B-trees are tree data structures that are most commonly found in databases and filesystem implementations. B_trees keep data sorted and allow amortized logarithmic time insertions and deletions. Conceptually speaking, B_trees grow from the bottom up as elements are inserted, whereas most binary trees generally grow down.
The idea behind B-trees is that inner nodes can have a variable number of child nodes within some pre-defined range. In consequence, B-trees do not need re-balancing as frequently as other self_balancing binary search trees. The lower and upper bounds on the number of child nodes are fixed for a particular implementation. For example, in a 2-3 B-tree (often simply 2-3 tree), each internal node may have only 2 or 3 child nodes. A node is considered to be in an illegal state if it has an invalid number of child nodes.
B-trees have substantial advantages when the time needed to access another node may be significantly greater than the time needed to access values within a node. This is the case when an arbitrary node may reside on secondary storage until read into main memory, hence the use of B-trees in databases. Arranging that the node can have a relatively large number of child nodes increases the advantage.
There is some debate as to what B stands for. The most common belief is that B may stand for balanced, as all the leaf nodes appear at the same level in the tree (this is described as a balanced tree state). B may also stand for Rudolf Bayer, the designer of this data structure.
Inner node structures
Generally speaking, the "separation values" can simply be the values of the tree.

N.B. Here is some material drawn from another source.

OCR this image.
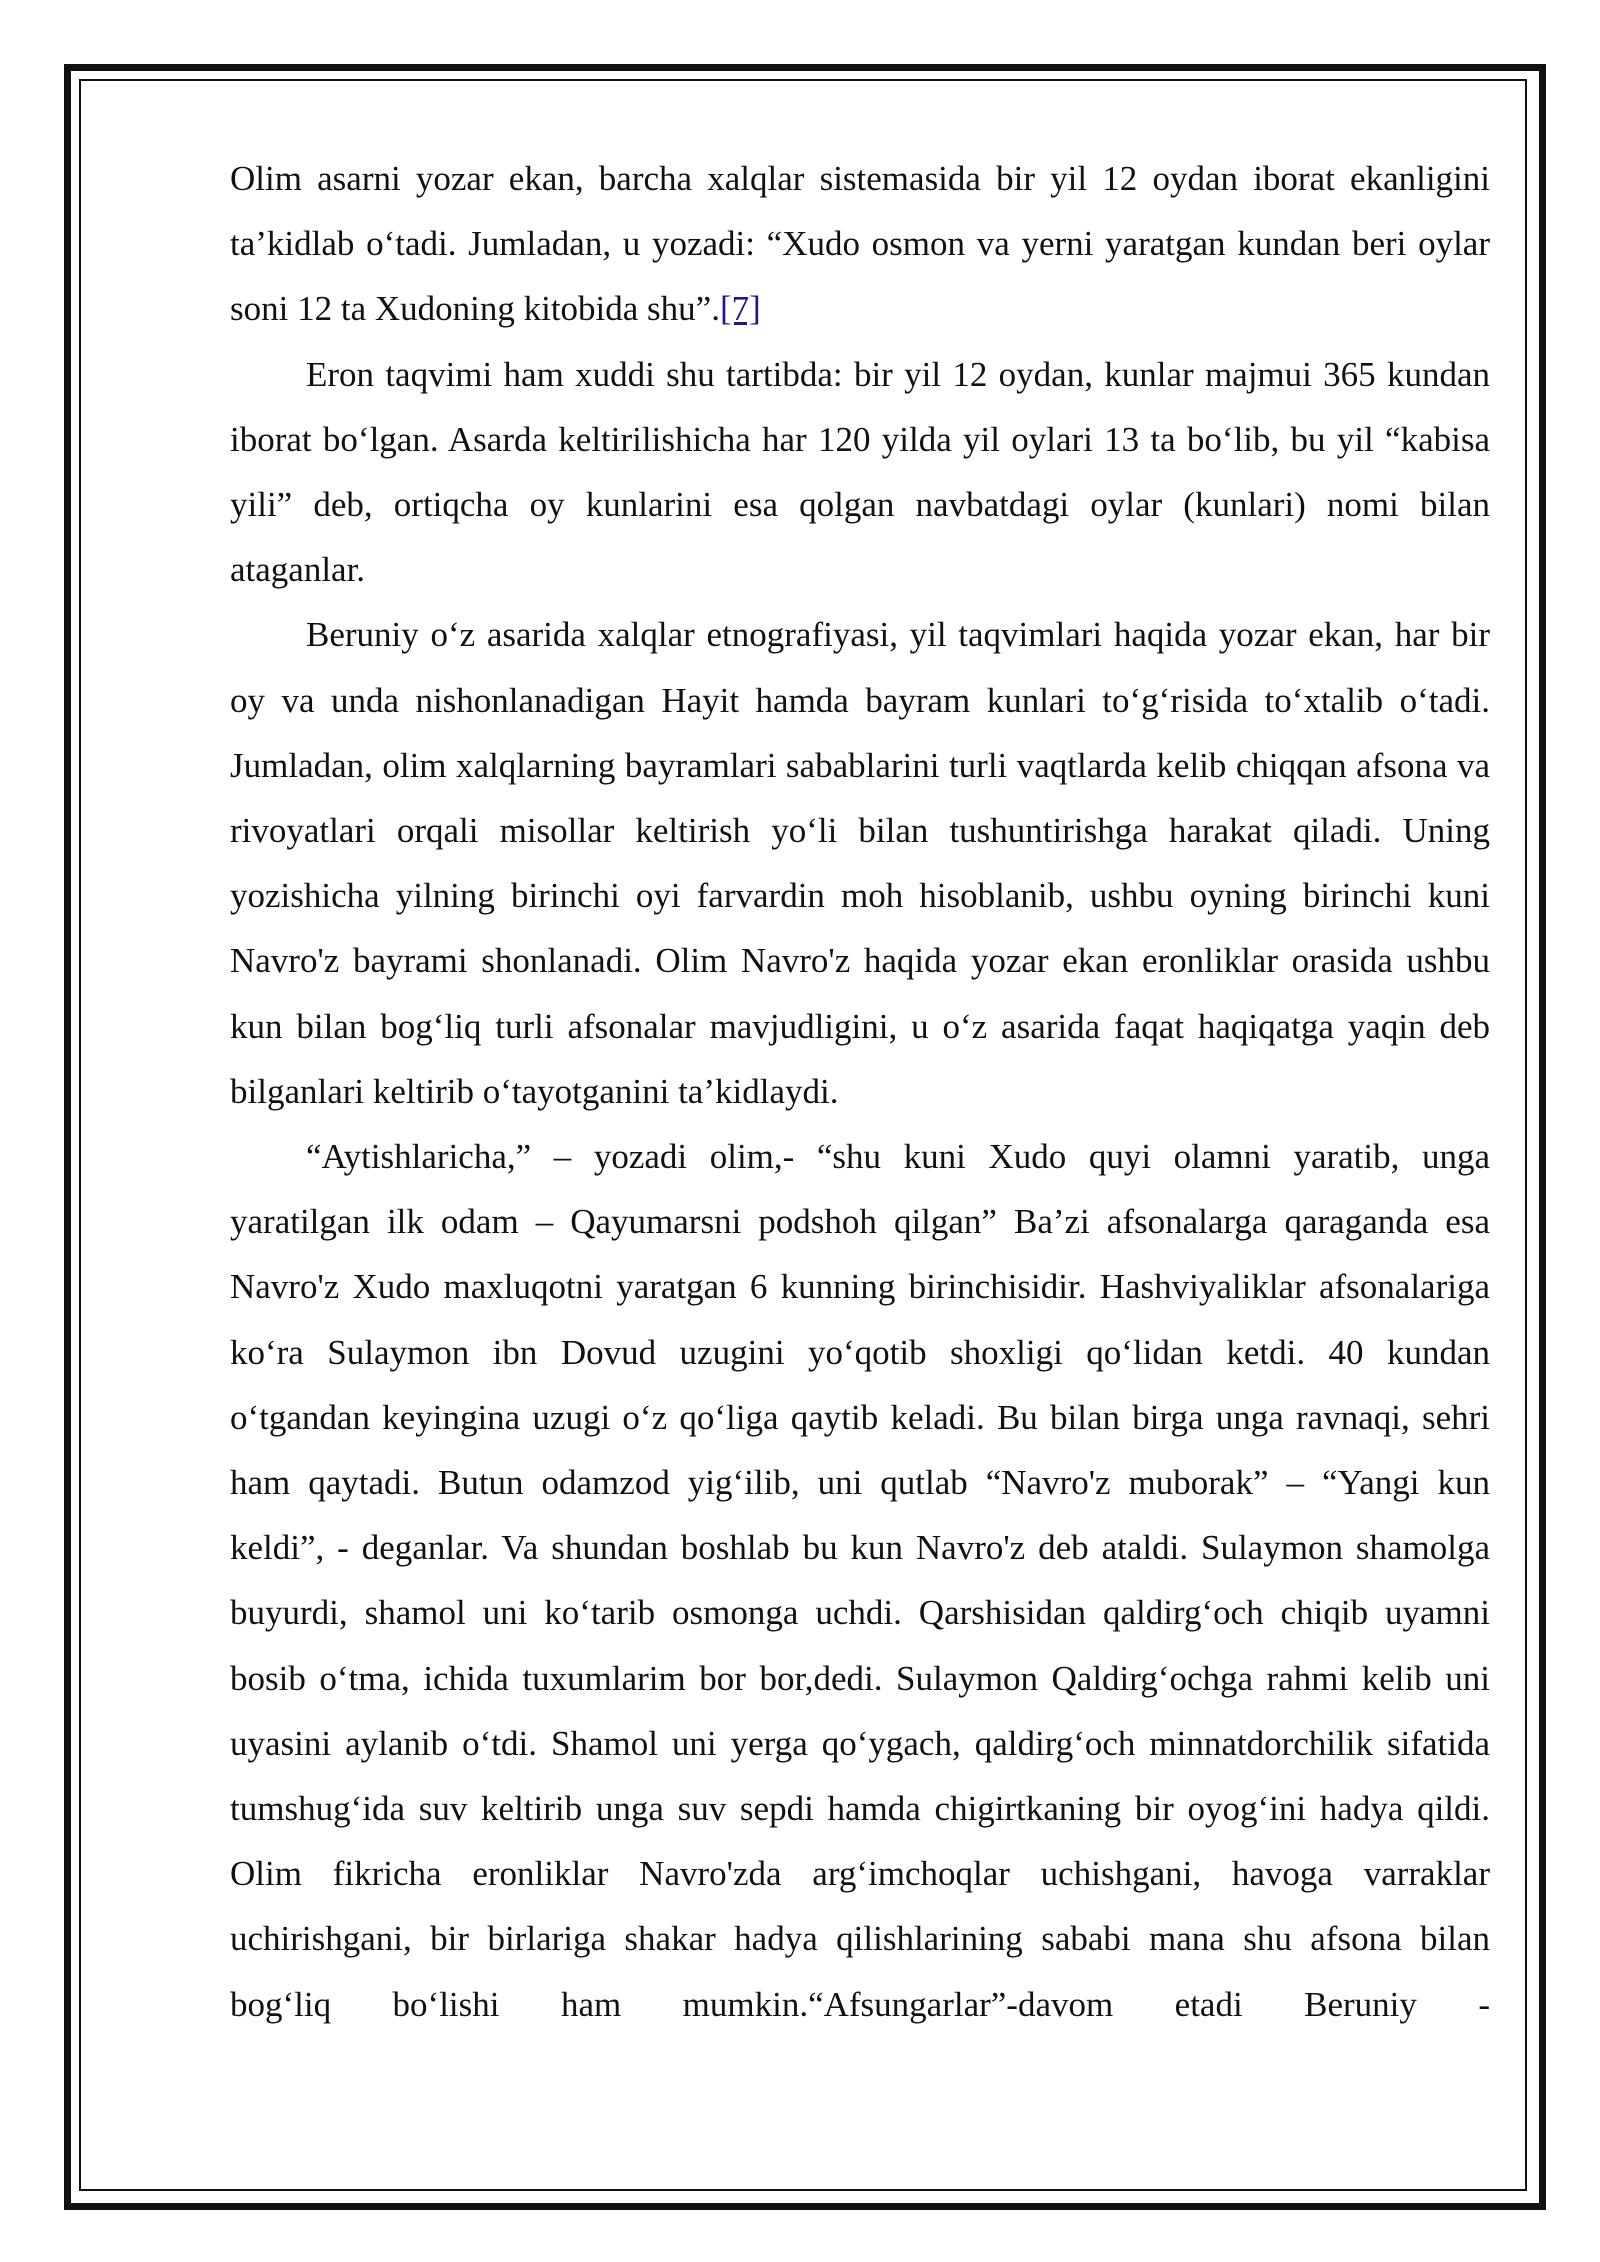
Olim asarni yozar ekan, barcha xalqlar sistemasida bir yil 12 oydan iborat ekanligini ta’kidlab o‘tadi. Jumladan, u yozadi: “Xudo osmon va yerni yaratgan kundan beri oylar soni 12 ta Xudoning kitobida shu”.[7]

Eron taqvimi ham xuddi shu tartibda: bir yil 12 oydan, kunlar majmui 365 kundan iborat bo‘lgan. Asarda keltirilishicha har 120 yilda yil oylari 13 ta bo‘lib, bu yil “kabisa yili” deb, ortiqcha oy kunlarini esa qolgan navbatdagi oylar (kunlari) nomi bilan ataganlar.

Beruniy o‘z asarida xalqlar etnografiyasi, yil taqvimlari haqida yozar ekan, har bir oy va unda nishonlanadigan Hayit hamda bayram kunlari to‘g‘risida to‘xtalib o‘tadi. Jumladan, olim xalqlarning bayramlari sabablarini turli vaqtlarda kelib chiqqan afsona va rivoyatlari orqali misollar keltirish yo‘li bilan tushuntirishga harakat qiladi. Uning yozishicha yilning birinchi oyi farvardin moh hisoblanib, ushbu oyning birinchi kuni Navro'z bayrami shonlanadi. Olim Navro'z haqida yozar ekan eronliklar orasida ushbu kun bilan bog‘liq turli afsonalar mavjudligini, u o‘z asarida faqat haqiqatga yaqin deb bilganlari keltirib o‘tayotganini ta’kidlaydi.

“Aytishlaricha,” – yozadi olim,- “shu kuni Xudo quyi olamni yaratib, unga yaratilgan ilk odam – Qayumarsni podshoh qilgan” Ba’zi afsonalarga qaraganda esa Navro'z Xudo maxluqotni yaratgan 6 kunning birinchisidir. Hashviyaliklar afsonalariga ko‘ra Sulaymon ibn Dovud uzugini yo‘qotib shoxligi qo‘lidan ketdi. 40 kundan o‘tgandan keyingina uzugi o‘z qo‘liga qaytib keladi. Bu bilan birga unga ravnaqi, sehri ham qaytadi. Butun odamzod yig‘ilib, uni qutlab “Navro'z muborak” – “Yangi kun keldi”, - deganlar. Va shundan boshlab bu kun Navro'z deb ataldi. Sulaymon shamolga buyurdi, shamol uni ko‘tarib osmonga uchdi. Qarshisidan qaldirg‘och chiqib uyamni bosib o‘tma, ichida tuxumlarim bor bor,dedi. Sulaymon Qaldirg‘ochga rahmi kelib uni uyasini aylanib o‘tdi. Shamol uni yerga qo‘ygach, qaldirg‘och minnatdorchilik sifatida tumshug‘ida suv keltirib unga suv sepdi hamda chigirtkaning bir oyog‘ini hadya qildi. Olim fikricha eronliklar Navro'zda arg‘imchoqlar uchishgani, havoga varraklar uchirishgani, bir birlariga shakar hadya qilishlarining sababi mana shu afsona bilan bog‘liq bo‘lishi ham mumkin.“Afsungarlar”-davom etadi Beruniy -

Each inner node has separation values which divide its sub-trees. For example, if an inner node has three child nodes (or sub-trees) then it must have two separation values a1 and a2. All values less than a1 will be in the leftmost sub-tree, values between a1 and a2 will be in the middle sub-tree, and values greater than a2 will be in the rightmost sub-tree.
Steps for deletion
- If after removing the desired node, no inner node is in an illegal state then the process is finished.
- If some inner node is in an illegal state then there are two possible cases:
- Its sibling node (a child of the same parent node) can transfer one of its child nodes to the current node and return it to a legal state. If so, after updating the separation values in the parent and the two siblings the operation ends.
- Its sibling does not have an extra child because it is on the lower bound too. In that case both these nodes are merged into a single node and the action is transferred to the parent node, since it has had a child node removed.
The process continues until the parent node remains in a legal state or until the root node is reached.
Steps for insertion
- If after inserting the node into the appropriate position, no inner node is in an illegal state then the process is finished.
- If some node has more than the maximum amount of child nodes then it is split into two nodes, each with the minimum amount of child nodes. This process continues action recursively in the parent node.
The action stops when either the node is in a legal state or the root is split into two nodes and a new root is inserted.
Searching is performed very similar to a binary tree search, simply by following the separation values until the value is found or the end of the tree is reached.
Suppose L is the least number of children a node is allowed to have, while U is the most number. Then each node will always have between L and U children, inclusively, with one exception: the root node may have anywhere from 2 to U children inclusively, or in other words, it is exempt from the lower bound restriction, instead having a lower bound of its own (2). This allows the tree to hold small numbers of elements. The root having one child makes no sense, since the subtree attached to that child could simply be attached to the root. Giving the root no children is also unnecessary, since a tree with no elements is typically represented as having no root node.
Robert Tarjan proved that the amortized number of splits/merges is 2.
- Rudolf Bayer, Binary B-Trees for Virtual Memory, ACM-SIGFIDET Workshop 1971, San Diego, California, Session 5B, p. 219-235.
- Rudolf Bayer and McCreight, E. M. Organization and Maintenance of Large Ordered Indexes. Acta Informatica 1, 173-189, 1972.
- Donald E. Knuth, "The Art of Computer Programming", second edition, volume 3, section 6.2.4, 1997.